I think Noel put it very well, when I saw the read()/write()  vs recvfrom()/sendto() stuff mentioned earlier I was going to say that part of the contract of read()/write() is that they are stream oriented thus things like short reads and writes should behave in a predictable way and have the expected recovery semantics. So having it be boundary preserving or having a header on the data would in my view make it not read()/write() even if the new call can be overlaid on read()/write() at the ABI level. I think the contract of a syscall is an important part of its semantics even if it may be an "unwritten rule". However, Noel said it better: If it's not file-like then a file-like interface may not be appropriate.

Having said that, Kurt raises an equally valid point which is that the "every file is on a fast locally attached harddisk" traditional unix approach has serious problems. Not that I mind the simplicity: contemporary systems had seriously arcane file abstractions that made file I/O useless to all but the most experienced developer. I come from a microcomputer background and I am thinking of Apple II DOS 3.3, CP/M 2.2 and its FCB based interface and MSDOS 1.x (same). When MSDOS 2.x came along with its Xenix-subset file API it was seriously a revelation to me and others. Microcomputers aside, my understanding is IBM 360/370 and contemporary DEC OS's were also complicated to use, with record based I/O etc.

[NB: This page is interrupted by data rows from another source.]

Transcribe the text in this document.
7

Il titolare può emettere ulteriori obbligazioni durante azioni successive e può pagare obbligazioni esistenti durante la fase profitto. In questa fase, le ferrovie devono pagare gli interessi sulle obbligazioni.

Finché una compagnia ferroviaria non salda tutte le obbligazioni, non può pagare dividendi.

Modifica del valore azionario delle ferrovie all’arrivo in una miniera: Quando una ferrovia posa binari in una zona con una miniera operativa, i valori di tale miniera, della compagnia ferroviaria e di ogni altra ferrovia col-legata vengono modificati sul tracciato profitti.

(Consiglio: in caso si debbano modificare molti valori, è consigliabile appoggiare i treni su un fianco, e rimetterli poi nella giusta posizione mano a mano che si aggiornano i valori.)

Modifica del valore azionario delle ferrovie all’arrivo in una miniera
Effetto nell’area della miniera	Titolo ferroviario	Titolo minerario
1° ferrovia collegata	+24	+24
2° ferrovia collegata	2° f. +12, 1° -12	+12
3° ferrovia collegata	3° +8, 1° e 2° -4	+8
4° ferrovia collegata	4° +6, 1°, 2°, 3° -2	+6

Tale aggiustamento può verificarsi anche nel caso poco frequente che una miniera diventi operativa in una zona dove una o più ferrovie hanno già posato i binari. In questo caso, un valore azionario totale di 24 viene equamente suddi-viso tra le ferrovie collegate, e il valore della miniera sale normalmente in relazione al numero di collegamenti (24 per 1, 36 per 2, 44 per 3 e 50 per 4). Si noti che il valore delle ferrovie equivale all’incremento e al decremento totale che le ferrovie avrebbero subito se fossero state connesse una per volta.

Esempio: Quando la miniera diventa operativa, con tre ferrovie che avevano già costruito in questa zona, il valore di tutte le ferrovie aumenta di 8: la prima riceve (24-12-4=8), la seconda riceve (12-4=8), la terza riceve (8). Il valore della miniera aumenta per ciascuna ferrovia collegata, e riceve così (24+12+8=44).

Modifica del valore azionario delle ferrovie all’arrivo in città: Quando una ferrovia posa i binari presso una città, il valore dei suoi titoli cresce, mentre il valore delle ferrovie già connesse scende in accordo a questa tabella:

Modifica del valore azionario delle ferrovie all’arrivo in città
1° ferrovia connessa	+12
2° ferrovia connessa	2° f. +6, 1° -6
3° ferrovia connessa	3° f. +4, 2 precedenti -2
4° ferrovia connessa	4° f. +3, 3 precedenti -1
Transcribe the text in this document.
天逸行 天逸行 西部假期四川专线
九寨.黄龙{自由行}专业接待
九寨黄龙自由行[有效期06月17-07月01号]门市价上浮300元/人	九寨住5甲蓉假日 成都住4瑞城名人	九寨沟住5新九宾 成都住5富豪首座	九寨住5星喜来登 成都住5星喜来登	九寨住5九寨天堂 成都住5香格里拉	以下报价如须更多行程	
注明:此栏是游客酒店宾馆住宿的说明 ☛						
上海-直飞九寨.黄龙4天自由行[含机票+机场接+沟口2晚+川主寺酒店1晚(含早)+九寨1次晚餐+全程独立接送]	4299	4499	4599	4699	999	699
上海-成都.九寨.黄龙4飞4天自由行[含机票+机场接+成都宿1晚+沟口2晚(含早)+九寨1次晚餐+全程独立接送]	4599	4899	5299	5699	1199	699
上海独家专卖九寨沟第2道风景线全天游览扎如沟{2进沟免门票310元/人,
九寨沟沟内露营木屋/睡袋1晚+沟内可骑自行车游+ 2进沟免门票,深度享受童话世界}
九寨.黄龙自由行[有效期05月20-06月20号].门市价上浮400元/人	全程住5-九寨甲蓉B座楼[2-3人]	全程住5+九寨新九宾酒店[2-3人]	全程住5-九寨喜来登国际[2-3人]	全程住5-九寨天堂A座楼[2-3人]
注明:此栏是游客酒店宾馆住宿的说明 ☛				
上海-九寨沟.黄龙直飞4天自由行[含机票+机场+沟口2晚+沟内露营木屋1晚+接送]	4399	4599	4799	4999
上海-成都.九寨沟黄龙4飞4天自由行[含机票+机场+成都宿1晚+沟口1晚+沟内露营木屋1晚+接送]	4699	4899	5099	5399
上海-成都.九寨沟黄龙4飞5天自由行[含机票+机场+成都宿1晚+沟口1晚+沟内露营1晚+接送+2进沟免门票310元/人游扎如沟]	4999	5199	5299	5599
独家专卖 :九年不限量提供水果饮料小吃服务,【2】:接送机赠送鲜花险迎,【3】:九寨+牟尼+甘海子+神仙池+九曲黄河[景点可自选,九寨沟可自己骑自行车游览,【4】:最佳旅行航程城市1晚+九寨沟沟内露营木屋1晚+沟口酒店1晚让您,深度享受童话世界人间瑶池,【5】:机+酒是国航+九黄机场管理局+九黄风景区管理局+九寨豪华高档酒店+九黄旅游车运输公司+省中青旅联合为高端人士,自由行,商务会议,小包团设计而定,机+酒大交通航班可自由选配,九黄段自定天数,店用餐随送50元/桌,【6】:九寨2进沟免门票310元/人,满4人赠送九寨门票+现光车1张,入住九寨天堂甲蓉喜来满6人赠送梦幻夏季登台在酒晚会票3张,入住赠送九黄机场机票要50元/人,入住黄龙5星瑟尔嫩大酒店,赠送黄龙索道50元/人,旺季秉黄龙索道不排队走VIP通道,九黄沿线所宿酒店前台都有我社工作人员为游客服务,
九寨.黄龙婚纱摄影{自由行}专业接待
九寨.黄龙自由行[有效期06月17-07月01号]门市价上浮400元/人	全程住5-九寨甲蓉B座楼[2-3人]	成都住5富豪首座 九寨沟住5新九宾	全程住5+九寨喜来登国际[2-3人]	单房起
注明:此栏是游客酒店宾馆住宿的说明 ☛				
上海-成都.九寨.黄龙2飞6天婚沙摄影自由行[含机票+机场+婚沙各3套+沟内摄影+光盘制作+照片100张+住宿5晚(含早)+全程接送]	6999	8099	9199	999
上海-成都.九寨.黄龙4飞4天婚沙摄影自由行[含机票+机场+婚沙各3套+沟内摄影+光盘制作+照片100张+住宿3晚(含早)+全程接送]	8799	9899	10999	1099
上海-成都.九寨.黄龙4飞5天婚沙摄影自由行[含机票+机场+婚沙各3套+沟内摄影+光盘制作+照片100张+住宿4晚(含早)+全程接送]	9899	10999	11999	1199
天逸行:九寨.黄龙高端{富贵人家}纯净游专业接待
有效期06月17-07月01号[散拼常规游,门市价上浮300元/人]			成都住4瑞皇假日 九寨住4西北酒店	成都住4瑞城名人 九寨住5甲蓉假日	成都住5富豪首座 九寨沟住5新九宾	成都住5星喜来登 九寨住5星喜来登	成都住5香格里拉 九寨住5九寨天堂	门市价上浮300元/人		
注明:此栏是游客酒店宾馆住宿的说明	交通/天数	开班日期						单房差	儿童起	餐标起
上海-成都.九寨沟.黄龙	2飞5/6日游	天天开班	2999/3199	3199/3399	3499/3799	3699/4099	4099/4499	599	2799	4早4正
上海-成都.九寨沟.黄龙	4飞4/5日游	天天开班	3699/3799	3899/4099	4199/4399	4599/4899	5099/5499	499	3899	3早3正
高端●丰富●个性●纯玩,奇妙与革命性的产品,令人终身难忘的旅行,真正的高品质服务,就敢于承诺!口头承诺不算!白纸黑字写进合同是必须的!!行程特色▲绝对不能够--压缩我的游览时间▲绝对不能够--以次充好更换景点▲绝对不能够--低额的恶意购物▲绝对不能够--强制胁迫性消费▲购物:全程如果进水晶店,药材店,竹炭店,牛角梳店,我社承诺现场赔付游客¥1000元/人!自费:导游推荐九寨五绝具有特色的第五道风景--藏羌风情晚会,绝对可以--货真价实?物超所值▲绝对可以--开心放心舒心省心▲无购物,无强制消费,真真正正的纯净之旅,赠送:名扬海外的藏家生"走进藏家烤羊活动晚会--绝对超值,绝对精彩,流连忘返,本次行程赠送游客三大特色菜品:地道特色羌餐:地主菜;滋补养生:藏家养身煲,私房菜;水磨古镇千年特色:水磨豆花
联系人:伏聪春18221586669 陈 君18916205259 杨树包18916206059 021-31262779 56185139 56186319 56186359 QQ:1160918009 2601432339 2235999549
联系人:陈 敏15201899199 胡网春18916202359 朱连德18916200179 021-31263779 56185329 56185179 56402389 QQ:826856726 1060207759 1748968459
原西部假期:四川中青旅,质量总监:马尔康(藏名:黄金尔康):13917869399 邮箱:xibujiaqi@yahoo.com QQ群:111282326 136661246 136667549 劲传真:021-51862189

So it's hard to criticize unix's model, but on the other hand the lack of any nonblocking file I/O and the contract against short reads/writes (but only for actual files) and the lack of proper error reporting or recovery due to the ASSUMPTION of a write back cache, whether or not one is actually used in practice... makes the system seriously unscaleable, in particular as Kurt points out, the system is forced to try to hide the network socket-like characteristics of files that are either on slow DMA or PIO/interrupt based devices (think about a harddisk attached by serial port, something that I actually encountered on a certain cash register model and had to develop for back in the day), or an NFS based file, or maybe a file on a SAN accessed by iSCSI, etc.

Luckily I think there is an easy fix, have the OS export a more socket-like interface to files and provide a userspace compatibility library to do things like detecting short reads/writes and retrying them, and/or blocking while a slow read or write executes. It woukd be slightly tricky getting the EINTR semantics correct if the second or subsequent call of a multipart read or write was interrupted, but I think possible.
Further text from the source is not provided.